En el marco de estas tendencias, el trabajo, al igual que otras esferas de la vida, se reorganiza y se modifica. A las ya mencionadas nuevas formas flexibles de contratación –evidentemente más individualizadas- con amplia vigencia en Argentina, se suma una organización de los procesos de trabajo cada vez más centrada en el individuo -en sus elecciones, metas y capacidades individuales-, en la que la interacción entre los sujetos tiende a reducirse y en su lugar se incentiva la competencia (Dejours, 2014). El sentimiento de incertidumbre y soledad derivado del proceso de individualización de la vida se ve así reforzado por las reglas de juego impuestas en los espacios de trabajo que promueven una imagen del semejante como adversario. Por otra parte, el carácter precario y acotado en el tiempo de las nuevas formas de contratación impide la construcción de una pertenencia al espacio institucional y/o a la comunidad de inserción.

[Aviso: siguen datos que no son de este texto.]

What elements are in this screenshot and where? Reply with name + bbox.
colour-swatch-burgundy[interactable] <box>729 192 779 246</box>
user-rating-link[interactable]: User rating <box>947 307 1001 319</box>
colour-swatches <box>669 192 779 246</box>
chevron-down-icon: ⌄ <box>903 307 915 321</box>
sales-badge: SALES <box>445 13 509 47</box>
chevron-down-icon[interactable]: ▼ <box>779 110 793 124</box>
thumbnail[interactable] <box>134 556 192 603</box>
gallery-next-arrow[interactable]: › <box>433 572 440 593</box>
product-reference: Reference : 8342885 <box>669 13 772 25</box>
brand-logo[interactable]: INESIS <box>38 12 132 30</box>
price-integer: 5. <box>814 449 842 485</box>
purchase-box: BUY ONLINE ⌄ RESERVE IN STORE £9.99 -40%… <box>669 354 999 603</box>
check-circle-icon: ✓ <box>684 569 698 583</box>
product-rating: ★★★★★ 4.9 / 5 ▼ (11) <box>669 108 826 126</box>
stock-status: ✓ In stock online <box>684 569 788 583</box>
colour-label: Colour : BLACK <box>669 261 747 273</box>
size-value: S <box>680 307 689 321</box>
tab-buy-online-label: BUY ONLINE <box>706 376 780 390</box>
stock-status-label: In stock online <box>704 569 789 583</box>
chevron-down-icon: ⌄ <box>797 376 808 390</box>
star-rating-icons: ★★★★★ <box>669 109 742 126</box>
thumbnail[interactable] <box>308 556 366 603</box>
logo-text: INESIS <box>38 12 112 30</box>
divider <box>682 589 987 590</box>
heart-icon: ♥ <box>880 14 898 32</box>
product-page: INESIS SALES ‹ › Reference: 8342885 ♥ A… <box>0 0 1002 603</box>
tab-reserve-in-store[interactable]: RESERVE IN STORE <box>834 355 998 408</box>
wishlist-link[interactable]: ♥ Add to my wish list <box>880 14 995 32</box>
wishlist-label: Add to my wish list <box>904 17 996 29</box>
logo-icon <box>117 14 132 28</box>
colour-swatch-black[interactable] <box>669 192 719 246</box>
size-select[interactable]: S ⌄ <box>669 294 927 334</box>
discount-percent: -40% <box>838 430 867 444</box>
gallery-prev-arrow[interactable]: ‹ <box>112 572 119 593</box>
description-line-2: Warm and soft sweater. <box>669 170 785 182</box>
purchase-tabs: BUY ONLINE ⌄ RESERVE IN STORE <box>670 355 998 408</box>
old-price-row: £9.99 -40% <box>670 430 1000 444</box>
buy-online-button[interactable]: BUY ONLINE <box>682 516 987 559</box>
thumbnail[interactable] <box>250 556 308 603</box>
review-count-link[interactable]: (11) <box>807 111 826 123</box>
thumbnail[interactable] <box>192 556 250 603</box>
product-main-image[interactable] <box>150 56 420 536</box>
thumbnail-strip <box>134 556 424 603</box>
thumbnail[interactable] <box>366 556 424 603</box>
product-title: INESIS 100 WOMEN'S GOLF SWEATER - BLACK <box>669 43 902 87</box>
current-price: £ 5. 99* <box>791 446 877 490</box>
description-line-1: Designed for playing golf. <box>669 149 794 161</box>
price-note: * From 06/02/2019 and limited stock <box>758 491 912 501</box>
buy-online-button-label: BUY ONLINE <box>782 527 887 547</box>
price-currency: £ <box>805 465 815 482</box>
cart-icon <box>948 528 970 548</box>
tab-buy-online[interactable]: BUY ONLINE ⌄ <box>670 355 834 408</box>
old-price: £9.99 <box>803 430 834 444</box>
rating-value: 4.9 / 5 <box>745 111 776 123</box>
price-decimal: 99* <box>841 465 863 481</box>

Esto se refleja en una menor predisposición por parte de los trabajadores para establecer vínculos con los colegas, comunicarse entre sí y compartir la experiencia y los saberes construidos que, ante la inminencia de perder el puesto laboral, pasan a adquirir un valor de “moneda de negociación” para próximas relaciones laborales. El deterioro de la interacción social en los espacios de trabajo afecta, asimismo, los procesos de construcción de identidades individuales y colectivas. Espacios de contención como los partidos políticos, gremios o sindicatos, que constituían anteriormente instancias de discusión, debate y organización en un intercambio
presencial “cara a cara”, parecen estar siendo suplantadas en gran medida por espacios de otra índole, como las comunidades virtuales de trabajo o las “redes sociales”, cuyas modalidades de interacción plantean nuevos límites –a la vez que desafíos- a la comunicación y la organización colectiva de los trabajadores.
En las nuevas condiciones económicas y sociales derivadas de la crisis de la sociedad salarial -afirma Dubar (2011)- las instancias colectivas, de manera general, se desdibujan, dando lugar a nuevas coordenadas de diferenciación y a nuevas condiciones de construcción de la identidad24. Las antiguas identidades, basadas en el puesto laboral o la carrera, estallan, y, en su lugar, son las biografías y trayectorias individuales, así como también los vínculos en el espacio de trabajo, los que sostienen y posibilitan a los sujetos la construcción de una identidad profesional.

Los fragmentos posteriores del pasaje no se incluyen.